Pas question de s’épuiser à l’entraînement lorsqu’il faut chaud et que la compétition est annoncée sous un soleil de plomb ! Choisir des parcours où alternent passages ombragés et ensoleillés n’est pas incompatible avec la performance. Cependant, pour bien préparer son organisme à une éventuelle course par fortes chaleurs, il convient de s’acclimater progressivement aux conditions estivales en augmentant progressivement le temps d’exposition au soleil.

On vous rappellera que l’entraînement, de manière générale, c’est se préparer à une compétition en prenant en compte l’activité dans sa globalité et pas uniquement l’aspect préparation physique à l’effort. Ainsi, vos séances d’entraînement vous vaudront de tester le matériel «spécifique», votre capacité à vous hydrater en course, et votre tolérance à la chaleur de façon modérée et progressive bien entendu !
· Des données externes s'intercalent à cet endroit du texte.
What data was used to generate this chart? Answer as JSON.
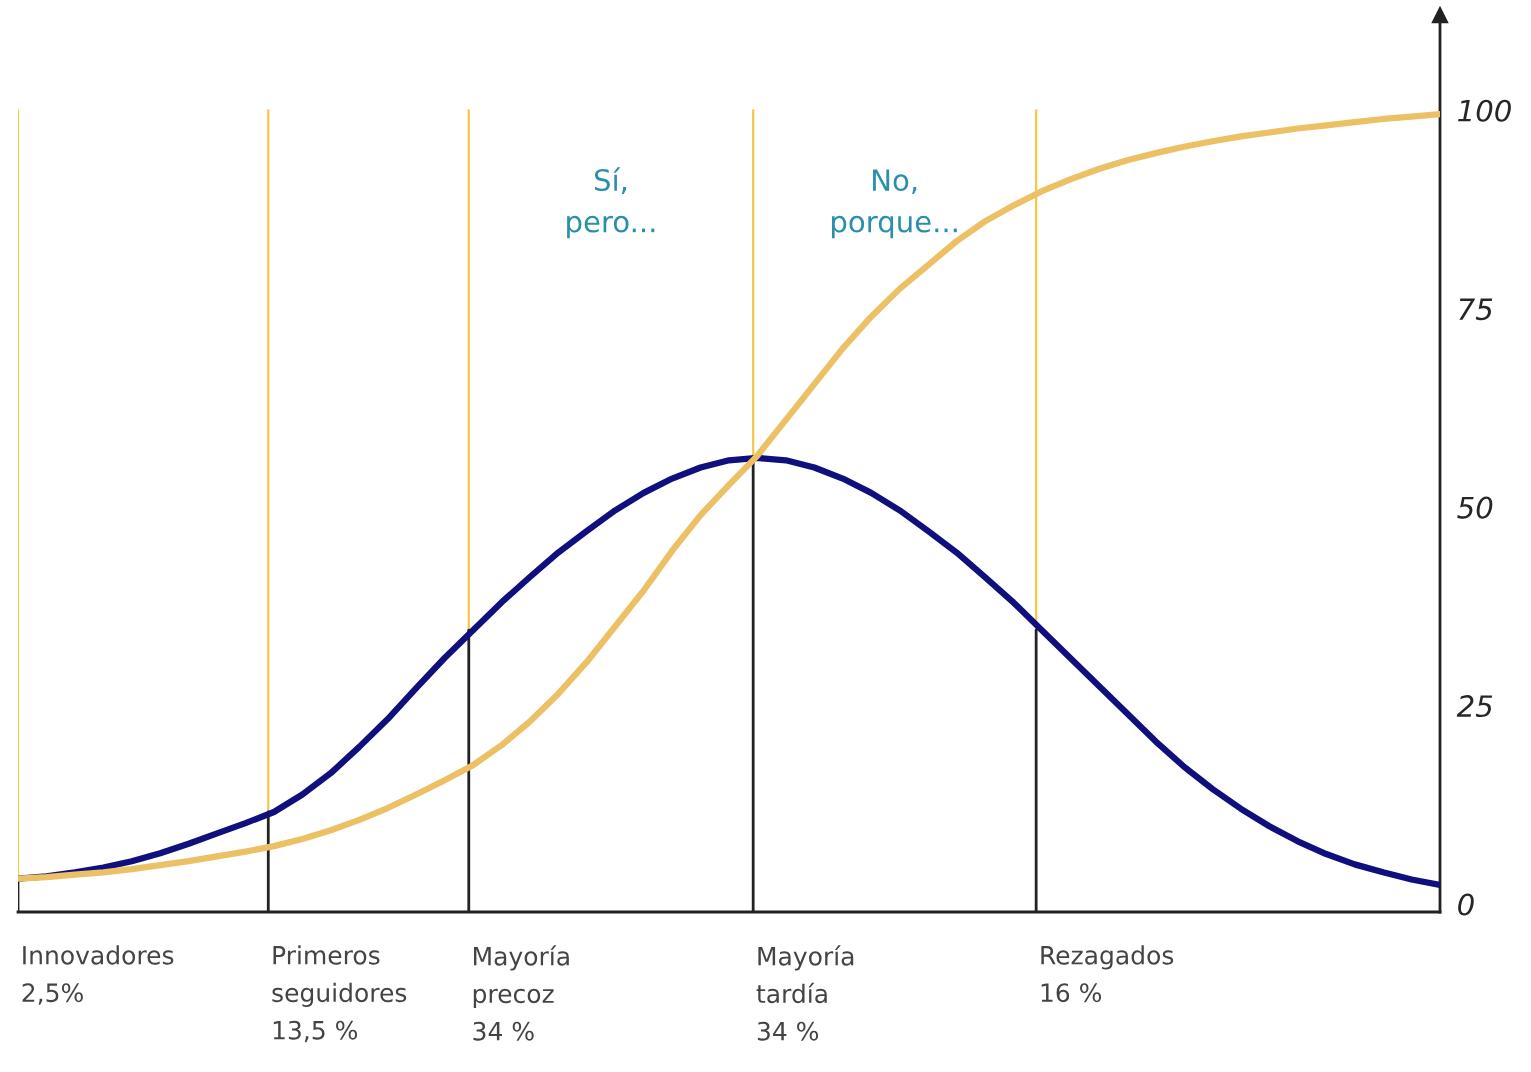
{
  "chart_data": {
    "type": "line",
    "categories": [
      null,
      null,
      null,
      null,
      null,
      null,
      null,
      null,
      null,
      null,
      null,
      null,
      null,
      null,
      null,
      null,
      null,
      null,
      null,
      null,
      null,
      null,
      null,
      null,
      null,
      null,
      null,
      null,
      null,
      null,
      null,
      null,
      null,
      null,
      null,
      null,
      null,
      null,
      null,
      null,
      null,
      null,
      null,
      null,
      null,
      null,
      null,
      null,
      null,
      null,
      null
    ],
    "series": [
      {
        "color": "#0f0f7d",
        "values": [
          3.2,
          3.5,
          4,
          4.6,
          5.4,
          6.4,
          7.6,
          8.9,
          10.2,
          11.6,
          13.8,
          16.5,
          19.8,
          23.3,
          27.2,
          31,
          34.5,
          38,
          41.2,
          44.3,
          47,
          49.6,
          51.8,
          53.6,
          55,
          55.9,
          56.2,
          55.9,
          55,
          53.6,
          51.8,
          49.6,
          47,
          44.3,
          41.2,
          38,
          34.5,
          31,
          27.5,
          24,
          20.5,
          17.3,
          14.5,
          12,
          9.8,
          7.9,
          6.3,
          5,
          4,
          3.1,
          2.4
        ]
      },
      {
        "color": "#ecc064",
        "values": [
          3.2,
          3.4,
          3.7,
          4,
          4.4,
          4.9,
          5.4,
          6,
          6.6,
          7.3,
          8.2,
          9.3,
          10.6,
          12.1,
          13.8,
          15.6,
          17.5,
          20,
          23,
          26.5,
          30.5,
          35,
          39.5,
          44.5,
          49,
          52.8,
          56.5,
          61,
          65.5,
          70,
          74,
          77.5,
          80.5,
          83.5,
          86,
          88,
          89.8,
          91.3,
          92.6,
          93.7,
          94.6,
          95.4,
          96.1,
          96.7,
          97.2,
          97.7,
          98.1,
          98.5,
          98.9,
          99.2,
          99.5
        ]
      }
    ],
    "ylim": [
      -1,
      112
    ],
    "yticks": [
      0,
      25,
      50,
      75,
      100
    ],
    "annotations": [
      "Sí,\npero...",
      "No,\nporque...",
      "Innovadores\n2,5%",
      "Primeros\nseguidores\n13,5 %",
      "Mayoría\nprecoz\n34 %",
      "Mayoría\ntardía\n34 %",
      "Rezagados\n16 %"
    ]
  }
}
L’ensemble des informations recueillies vous permettra ainsi de vous adapter à ces conditions en réduisant le stress provoqué par une température excessive le jour de votre épreuve.
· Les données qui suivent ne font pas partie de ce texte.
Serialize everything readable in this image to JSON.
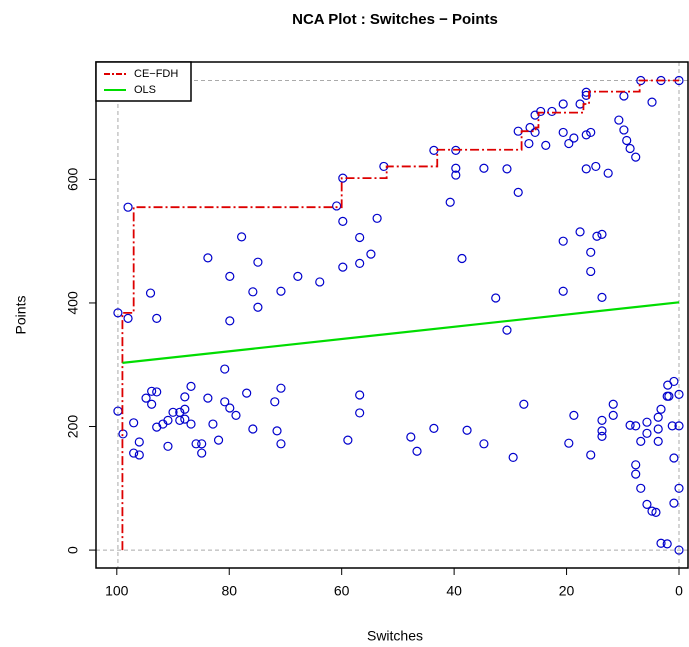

Côté matériel spécifique, outre les traditionnels shorts et débardeurs, nous insisterons sur les couvre-chefs, principalement casquettes. Certaines présentent une protection nuque repliable pouvant être utile dans les cas les plus extrêmes. Une paire de lunettes de soleil légère et adaptée à la course (en général verres larges, avec une bonne tenue pariétale pour limiter les flottements) constituera un complément intéressant pour vos courses d’été.

L’échauffement sera réduit. Rien ne sert d’accumuler des kilomètres pour faire monter la température de son corps alors que vous allez passer la majeure partie de votre temps à chercher à la faire baisser !

Cependant, on conservera quelques 10 à 15 mn d’échauffement, à allure lente. Quelques lignes droites rapides concluront votre échauffement pour monter un peu en régime. Vous prendrez cependant bien soin de beaucoup récupérer entre chaque ligne droite (1 à 2 mn) pour ne pas vous épuiser avant même le départ.

La gestion de votre course

Lorsque vous prendrez le départ il sera important de bien gérer vos sensations sans vous soucier de l’allure (temps par km), de fortes chaleurs entraînant bien souvent des allures très en dessous des objectifs. Si vous êtes adepte du «chrono», persévérer avec une vitesse de course manifestement trop importante dans de telles conditions, représente le risque de ne pas terminer ou mal terminer.

Enfin, si vous êtes compétiteur occasionnel, faites également très attention à l’euphorie. Il n’est pas rare de constater en été des accidents concernant des coureurs moins expérimentés.

Chaque ravitaillement sera l’occasion d’un arrêt rapide où vous n’oublierez pas de vous arroser tête, nuque et cuisses. Evitez de vous abreuver avec plusieurs gobelets enchaînés, cela risque de perturber votre vidange gastrique et vous occasionner des sensations de lourdeur et ballonnements. Prenez plutôt une petite bouteille d’eau que vous boirez petit à petit, cela vous réhydratera mieux. Si vous avez une casquette, mouillez la et remettez là en place : vous aurez ainsi une très agréable sensation de fraîcheur pendant quelques kilomètres.

La bonne récupération

Récupérer, c’est s’étirer certes mais aussi et surtout s’alimenter pour atteindre au plus vite votre homéostasie (processus de régulation). Même si vous n’avez pas faim, un produit sucré, sous forme de boisson, ingérée ici aussi sans empressement est appréciable : un ou deux verres de coca, de jus de fruit, de sirop… Bref, tout liquide sucré améliorera la reconstitution de votre potentiel hydrique !

Côté récupération, le footing sera léger ou sous forme de marche et course alternées pour ne pas surcharger l’organisme après un gros effort. Si cela vous parait difficilement supportable, pensez à alterner quelques foulées, de la marche et des étirements passifs sans douleur.